Putting It All Together: A Sample OVH Deployment

Consider a typical OVH instance (e.g., 8 vCPU, 16GB RAM) hosting Nginx, PHP-FPM, and a single-node Elasticsearch instance. This is a common scenario for smaller applications or development environments. For production, consider dedicated nodes for each service.

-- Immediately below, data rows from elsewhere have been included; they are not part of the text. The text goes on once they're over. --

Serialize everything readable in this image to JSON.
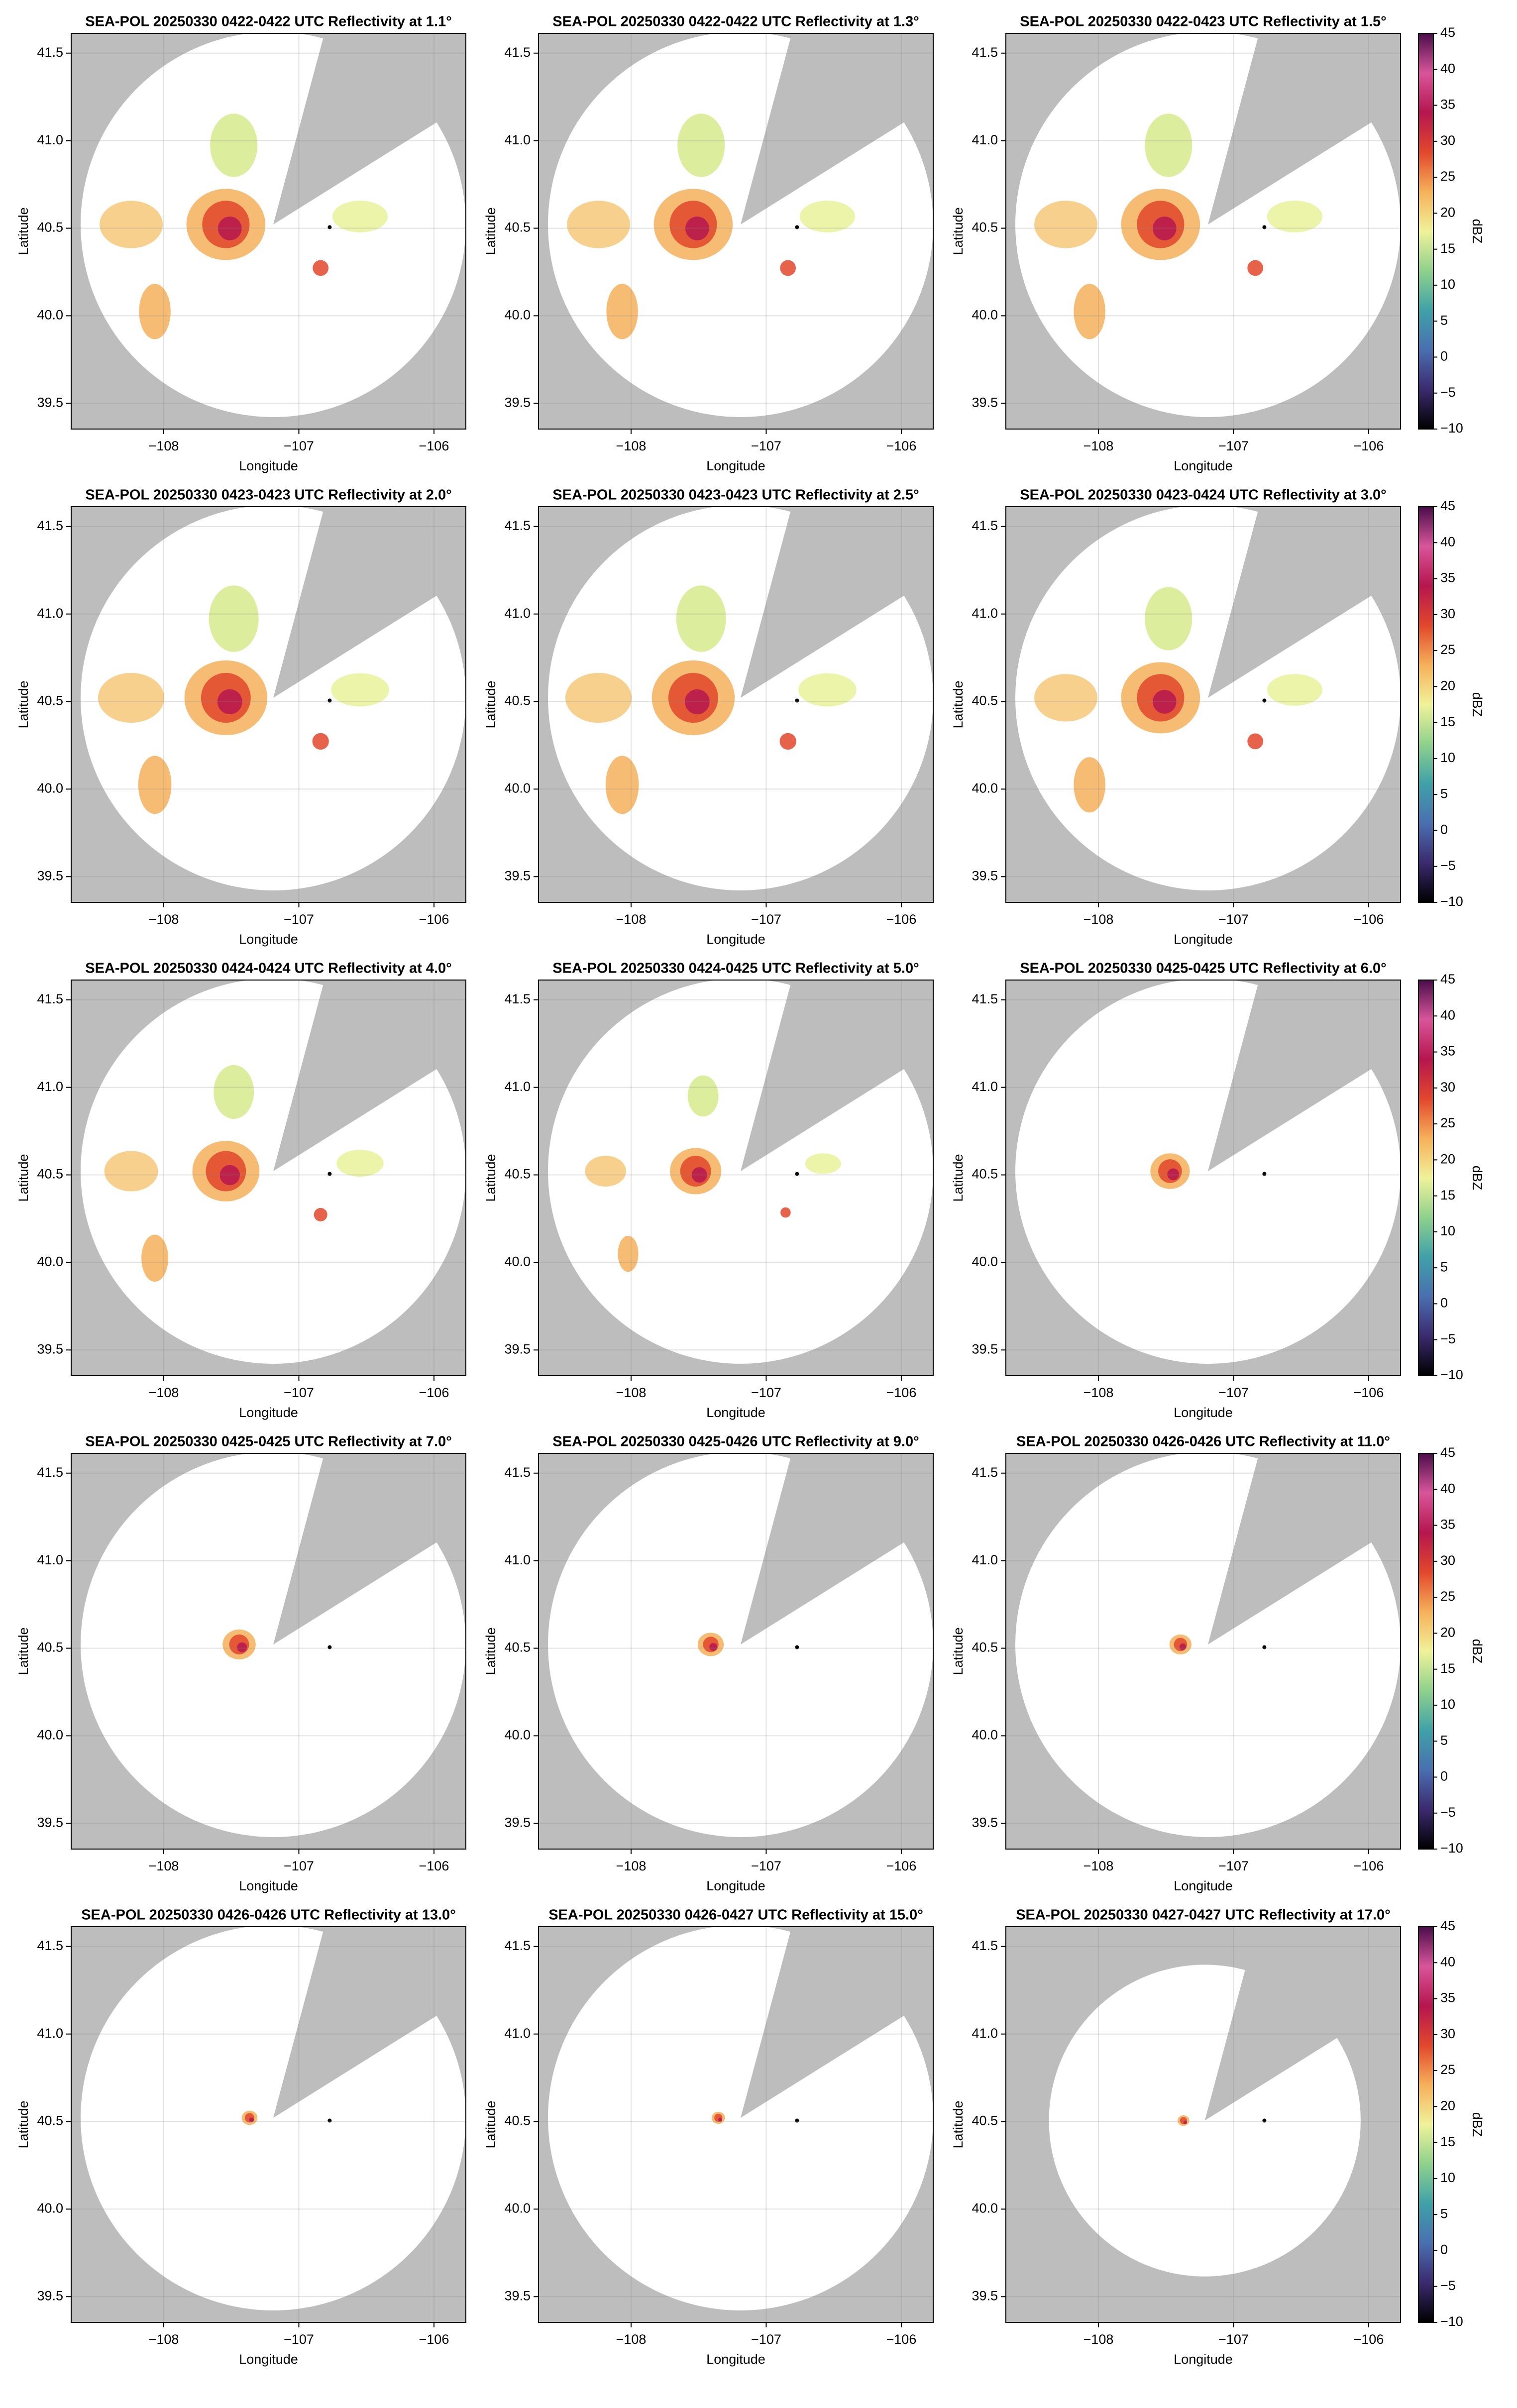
{
  "chart_data": [
    {
      "type": "radar",
      "title": "SEA-POL 20250330 0422-0422 UTC Reflectivity at 1.1°",
      "xlabel": "Longitude",
      "ylabel": "Latitude",
      "xlim": [
        -108.685,
        -105.764
      ],
      "ylim": [
        39.353,
        41.613
      ],
      "xticks": [
        {
          "value": -108,
          "label": "−108"
        },
        {
          "value": -107,
          "label": "−107"
        },
        {
          "value": -106,
          "label": "−106"
        }
      ],
      "yticks": [
        39.5,
        {
          "value": 40,
          "label": "40.0"
        },
        40.5,
        {
          "value": 41,
          "label": "41.0"
        },
        41.5
      ],
      "grid": true
    },
    {
      "type": "radar",
      "title": "SEA-POL 20250330 0422-0422 UTC Reflectivity at 1.3°",
      "xlabel": "Longitude",
      "ylabel": "Latitude",
      "xlim": [
        -108.685,
        -105.764
      ],
      "ylim": [
        39.353,
        41.613
      ],
      "xticks": [
        {
          "value": -108,
          "label": "−108"
        },
        {
          "value": -107,
          "label": "−107"
        },
        {
          "value": -106,
          "label": "−106"
        }
      ],
      "yticks": [
        39.5,
        {
          "value": 40,
          "label": "40.0"
        },
        40.5,
        {
          "value": 41,
          "label": "41.0"
        },
        41.5
      ],
      "grid": true
    },
    {
      "type": "radar",
      "title": "SEA-POL 20250330 0422-0423 UTC Reflectivity at 1.5°",
      "xlabel": "Longitude",
      "ylabel": "Latitude",
      "xlim": [
        -108.685,
        -105.764
      ],
      "ylim": [
        39.353,
        41.613
      ],
      "xticks": [
        {
          "value": -108,
          "label": "−108"
        },
        {
          "value": -107,
          "label": "−107"
        },
        {
          "value": -106,
          "label": "−106"
        }
      ],
      "yticks": [
        39.5,
        {
          "value": 40,
          "label": "40.0"
        },
        40.5,
        {
          "value": 41,
          "label": "41.0"
        },
        41.5
      ],
      "grid": true,
      "colorbar": {
        "label": "dBZ",
        "lim": [
          -10,
          45
        ],
        "ticks": [
          {
            "value": -10,
            "label": "−10"
          },
          {
            "value": -5,
            "label": "−5"
          },
          0,
          5,
          10,
          15,
          20,
          25,
          30,
          35,
          40,
          45
        ],
        "colors": [
          "#000000",
          "#3b2a6e",
          "#4a6fb0",
          "#3fa1a8",
          "#8fd18c",
          "#f0f29a",
          "#f6b05a",
          "#e2472c",
          "#b5164f",
          "#d9559a",
          "#4a0d4a"
        ]
      }
    },
    {
      "type": "radar",
      "title": "SEA-POL 20250330 0423-0423 UTC Reflectivity at 2.0°",
      "xlabel": "Longitude",
      "ylabel": "Latitude",
      "xlim": [
        -108.685,
        -105.764
      ],
      "ylim": [
        39.353,
        41.613
      ],
      "xticks": [
        {
          "value": -108,
          "label": "−108"
        },
        {
          "value": -107,
          "label": "−107"
        },
        {
          "value": -106,
          "label": "−106"
        }
      ],
      "yticks": [
        39.5,
        {
          "value": 40,
          "label": "40.0"
        },
        40.5,
        {
          "value": 41,
          "label": "41.0"
        },
        41.5
      ],
      "grid": true
    },
    {
      "type": "radar",
      "title": "SEA-POL 20250330 0423-0423 UTC Reflectivity at 2.5°",
      "xlabel": "Longitude",
      "ylabel": "Latitude",
      "xlim": [
        -108.685,
        -105.764
      ],
      "ylim": [
        39.353,
        41.613
      ],
      "xticks": [
        {
          "value": -108,
          "label": "−108"
        },
        {
          "value": -107,
          "label": "−107"
        },
        {
          "value": -106,
          "label": "−106"
        }
      ],
      "yticks": [
        39.5,
        {
          "value": 40,
          "label": "40.0"
        },
        40.5,
        {
          "value": 41,
          "label": "41.0"
        },
        41.5
      ],
      "grid": true
    },
    {
      "type": "radar",
      "title": "SEA-POL 20250330 0423-0424 UTC Reflectivity at 3.0°",
      "xlabel": "Longitude",
      "ylabel": "Latitude",
      "xlim": [
        -108.685,
        -105.764
      ],
      "ylim": [
        39.353,
        41.613
      ],
      "xticks": [
        {
          "value": -108,
          "label": "−108"
        },
        {
          "value": -107,
          "label": "−107"
        },
        {
          "value": -106,
          "label": "−106"
        }
      ],
      "yticks": [
        39.5,
        {
          "value": 40,
          "label": "40.0"
        },
        40.5,
        {
          "value": 41,
          "label": "41.0"
        },
        41.5
      ],
      "grid": true,
      "colorbar": {
        "label": "dBZ",
        "lim": [
          -10,
          45
        ],
        "ticks": [
          {
            "value": -10,
            "label": "−10"
          },
          {
            "value": -5,
            "label": "−5"
          },
          0,
          5,
          10,
          15,
          20,
          25,
          30,
          35,
          40,
          45
        ],
        "colors": [
          "#000000",
          "#3b2a6e",
          "#4a6fb0",
          "#3fa1a8",
          "#8fd18c",
          "#f0f29a",
          "#f6b05a",
          "#e2472c",
          "#b5164f",
          "#d9559a",
          "#4a0d4a"
        ]
      }
    },
    {
      "type": "radar",
      "title": "SEA-POL 20250330 0424-0424 UTC Reflectivity at 4.0°",
      "xlabel": "Longitude",
      "ylabel": "Latitude",
      "xlim": [
        -108.685,
        -105.764
      ],
      "ylim": [
        39.353,
        41.613
      ],
      "xticks": [
        {
          "value": -108,
          "label": "−108"
        },
        {
          "value": -107,
          "label": "−107"
        },
        {
          "value": -106,
          "label": "−106"
        }
      ],
      "yticks": [
        39.5,
        {
          "value": 40,
          "label": "40.0"
        },
        40.5,
        {
          "value": 41,
          "label": "41.0"
        },
        41.5
      ],
      "grid": true
    },
    {
      "type": "radar",
      "title": "SEA-POL 20250330 0424-0425 UTC Reflectivity at 5.0°",
      "xlabel": "Longitude",
      "ylabel": "Latitude",
      "xlim": [
        -108.685,
        -105.764
      ],
      "ylim": [
        39.353,
        41.613
      ],
      "xticks": [
        {
          "value": -108,
          "label": "−108"
        },
        {
          "value": -107,
          "label": "−107"
        },
        {
          "value": -106,
          "label": "−106"
        }
      ],
      "yticks": [
        39.5,
        {
          "value": 40,
          "label": "40.0"
        },
        40.5,
        {
          "value": 41,
          "label": "41.0"
        },
        41.5
      ],
      "grid": true
    },
    {
      "type": "radar",
      "title": "SEA-POL 20250330 0425-0425 UTC Reflectivity at 6.0°",
      "xlabel": "Longitude",
      "ylabel": "Latitude",
      "xlim": [
        -108.685,
        -105.764
      ],
      "ylim": [
        39.353,
        41.613
      ],
      "xticks": [
        {
          "value": -108,
          "label": "−108"
        },
        {
          "value": -107,
          "label": "−107"
        },
        {
          "value": -106,
          "label": "−106"
        }
      ],
      "yticks": [
        39.5,
        {
          "value": 40,
          "label": "40.0"
        },
        40.5,
        {
          "value": 41,
          "label": "41.0"
        },
        41.5
      ],
      "grid": true,
      "colorbar": {
        "label": "dBZ",
        "lim": [
          -10,
          45
        ],
        "ticks": [
          {
            "value": -10,
            "label": "−10"
          },
          {
            "value": -5,
            "label": "−5"
          },
          0,
          5,
          10,
          15,
          20,
          25,
          30,
          35,
          40,
          45
        ],
        "colors": [
          "#000000",
          "#3b2a6e",
          "#4a6fb0",
          "#3fa1a8",
          "#8fd18c",
          "#f0f29a",
          "#f6b05a",
          "#e2472c",
          "#b5164f",
          "#d9559a",
          "#4a0d4a"
        ]
      }
    },
    {
      "type": "radar",
      "title": "SEA-POL 20250330 0425-0425 UTC Reflectivity at 7.0°",
      "xlabel": "Longitude",
      "ylabel": "Latitude",
      "xlim": [
        -108.685,
        -105.764
      ],
      "ylim": [
        39.353,
        41.613
      ],
      "xticks": [
        {
          "value": -108,
          "label": "−108"
        },
        {
          "value": -107,
          "label": "−107"
        },
        {
          "value": -106,
          "label": "−106"
        }
      ],
      "yticks": [
        39.5,
        {
          "value": 40,
          "label": "40.0"
        },
        40.5,
        {
          "value": 41,
          "label": "41.0"
        },
        41.5
      ],
      "grid": true
    },
    {
      "type": "radar",
      "title": "SEA-POL 20250330 0425-0426 UTC Reflectivity at 9.0°",
      "xlabel": "Longitude",
      "ylabel": "Latitude",
      "xlim": [
        -108.685,
        -105.764
      ],
      "ylim": [
        39.353,
        41.613
      ],
      "xticks": [
        {
          "value": -108,
          "label": "−108"
        },
        {
          "value": -107,
          "label": "−107"
        },
        {
          "value": -106,
          "label": "−106"
        }
      ],
      "yticks": [
        39.5,
        {
          "value": 40,
          "label": "40.0"
        },
        40.5,
        {
          "value": 41,
          "label": "41.0"
        },
        41.5
      ],
      "grid": true
    },
    {
      "type": "radar",
      "title": "SEA-POL 20250330 0426-0426 UTC Reflectivity at 11.0°",
      "xlabel": "Longitude",
      "ylabel": "Latitude",
      "xlim": [
        -108.685,
        -105.764
      ],
      "ylim": [
        39.353,
        41.613
      ],
      "xticks": [
        {
          "value": -108,
          "label": "−108"
        },
        {
          "value": -107,
          "label": "−107"
        },
        {
          "value": -106,
          "label": "−106"
        }
      ],
      "yticks": [
        39.5,
        {
          "value": 40,
          "label": "40.0"
        },
        40.5,
        {
          "value": 41,
          "label": "41.0"
        },
        41.5
      ],
      "grid": true,
      "colorbar": {
        "label": "dBZ",
        "lim": [
          -10,
          45
        ],
        "ticks": [
          {
            "value": -10,
            "label": "−10"
          },
          {
            "value": -5,
            "label": "−5"
          },
          0,
          5,
          10,
          15,
          20,
          25,
          30,
          35,
          40,
          45
        ],
        "colors": [
          "#000000",
          "#3b2a6e",
          "#4a6fb0",
          "#3fa1a8",
          "#8fd18c",
          "#f0f29a",
          "#f6b05a",
          "#e2472c",
          "#b5164f",
          "#d9559a",
          "#4a0d4a"
        ]
      }
    },
    {
      "type": "radar",
      "title": "SEA-POL 20250330 0426-0426 UTC Reflectivity at 13.0°",
      "xlabel": "Longitude",
      "ylabel": "Latitude",
      "xlim": [
        -108.685,
        -105.764
      ],
      "ylim": [
        39.353,
        41.613
      ],
      "xticks": [
        {
          "value": -108,
          "label": "−108"
        },
        {
          "value": -107,
          "label": "−107"
        },
        {
          "value": -106,
          "label": "−106"
        }
      ],
      "yticks": [
        39.5,
        {
          "value": 40,
          "label": "40.0"
        },
        40.5,
        {
          "value": 41,
          "label": "41.0"
        },
        41.5
      ],
      "grid": true
    },
    {
      "type": "radar",
      "title": "SEA-POL 20250330 0426-0427 UTC Reflectivity at 15.0°",
      "xlabel": "Longitude",
      "ylabel": "Latitude",
      "xlim": [
        -108.685,
        -105.764
      ],
      "ylim": [
        39.353,
        41.613
      ],
      "xticks": [
        {
          "value": -108,
          "label": "−108"
        },
        {
          "value": -107,
          "label": "−107"
        },
        {
          "value": -106,
          "label": "−106"
        }
      ],
      "yticks": [
        39.5,
        {
          "value": 40,
          "label": "40.0"
        },
        40.5,
        {
          "value": 41,
          "label": "41.0"
        },
        41.5
      ],
      "grid": true
    },
    {
      "type": "radar",
      "title": "SEA-POL 20250330 0427-0427 UTC Reflectivity at 17.0°",
      "xlabel": "Longitude",
      "ylabel": "Latitude",
      "xlim": [
        -108.685,
        -105.764
      ],
      "ylim": [
        39.353,
        41.613
      ],
      "xticks": [
        {
          "value": -108,
          "label": "−108"
        },
        {
          "value": -107,
          "label": "−107"
        },
        {
          "value": -106,
          "label": "−106"
        }
      ],
      "yticks": [
        39.5,
        {
          "value": 40,
          "label": "40.0"
        },
        40.5,
        {
          "value": 41,
          "label": "41.0"
        },
        41.5
      ],
      "grid": true,
      "colorbar": {
        "label": "dBZ",
        "lim": [
          -10,
          45
        ],
        "ticks": [
          {
            "value": -10,
            "label": "−10"
          },
          {
            "value": -5,
            "label": "−5"
          },
          0,
          5,
          10,
          15,
          20,
          25,
          30,
          35,
          40,
          45
        ],
        "colors": [
          "#000000",
          "#3b2a6e",
          "#4a6fb0",
          "#3fa1a8",
          "#8fd18c",
          "#f0f29a",
          "#f6b05a",
          "#e2472c",
          "#b5164f",
          "#d9559a",
          "#4a0d4a"
        ]
      }
    }
  ]
}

Nginx Configuration Snippet

# /etc/nginx/nginx.conf
user www-data;
worker_processes 8; # Based on 8 vCPUs

events {
    worker_connections 4096;
    multi_accept on;
    use epoll;
}

http {
    include       /etc/nginx/mime.types;
    default_type  application/octet-stream;

    sendfile        on;
    tcp_nopush      on;
    tcp_nodelay     on;
    keepalive_timeout 65;
    keepalive_requests 1000;
    types_hash_max_size 2048;

    server_tokens off; # Security best practice

    gzip on;
    gzip_vary on;
    gzip_proxied any;
    gzip_comp_level 6;
    gzip_buffers 16 8k;
    gzip_http_version 1.1;
    gzip_types text/plain text/css application/json application/javascript text/xml application/xml application/xml+rss text/javascript;

    # Proxy to PHP-FPM
    location ~ \.php$ {
        include snippets/fastcgi-php.conf;
        fastcgi_pass unix:/run/php/php8.1-fpm.sock; # Adjust PHP version
        fastcgi_connect_timeout 60s;
        fastcgi_send_timeout 60s;
        fastcgi_read_timeout 300s;
    }

    # Proxy to Gunicorn (if applicable)
    location / {
        proxy_pass http://127.0.0.1:8000; # Assuming Gunicorn runs on localhost:8000
        proxy_set_header Host $host;
        proxy_set_header X-Real-IP $remote_addr;
        proxy_set_header X-Forwarded-For $proxy_add_x_forwarded_for;
        proxy_set_header X-Forwarded-Proto $scheme;

        proxy_buffering on;
        proxy_buffers 8 16k;
        proxy_buffer_size 32k;

        proxy_connect_timeout 60s;
        proxy_send_timeout 60s;
        proxy_read_timeout 60s;
    }

    # Serve static files directly
    location ~* \.(jpg|jpeg|png|gif|ico|css|js|svg|woff|woff2)$ {
        expires 30d;
        access_log off;
        add_header Cache-Control "public";
    }
}

PHP-FPM Configuration Snippet

; /etc/php/8.1/fpm/pool.d/www.conf (adjust PHP version)
[www]
user = www-data
group = www-data
listen = /run/php/php8.1-fpm.sock

pm = dynamic
pm.max_children = 100
pm.start_servers = 5
pm.min_spare_servers = 2
pm.max_spare_servers = 10
pm.max_requests = 1000
pm.process_idle_timeout = 10s

Elasticsearch Configuration Snippet

# /etc/elasticsearch/elasticsearch.yml
cluster.name: "my-ovh-cluster"
node.name: "es-node-1"
network.host: 127.0.0.1 # Or a private IP if part of a cluster
http.port: 9200
discovery.seed_hosts: [] # For single node, or list other nodes if clustered

# Ensure these are set in jvm.options and limits.conf/sysctl.conf as described above
# bootstrap.memory_lock: true
# xpack.security.enabled: false # For simplicity in this example, enable for production

# /etc/elasticsearch/jvm.options
-Xms4g
-Xmx4g

This comprehensive playbook provides a solid foundation for tuning Nginx, Gunicorn/FPM, and Elasticsearch on OVH infrastructure. Remember that continuous monitoring and iterative adjustments based on real-world load are key to maintaining optimal performance.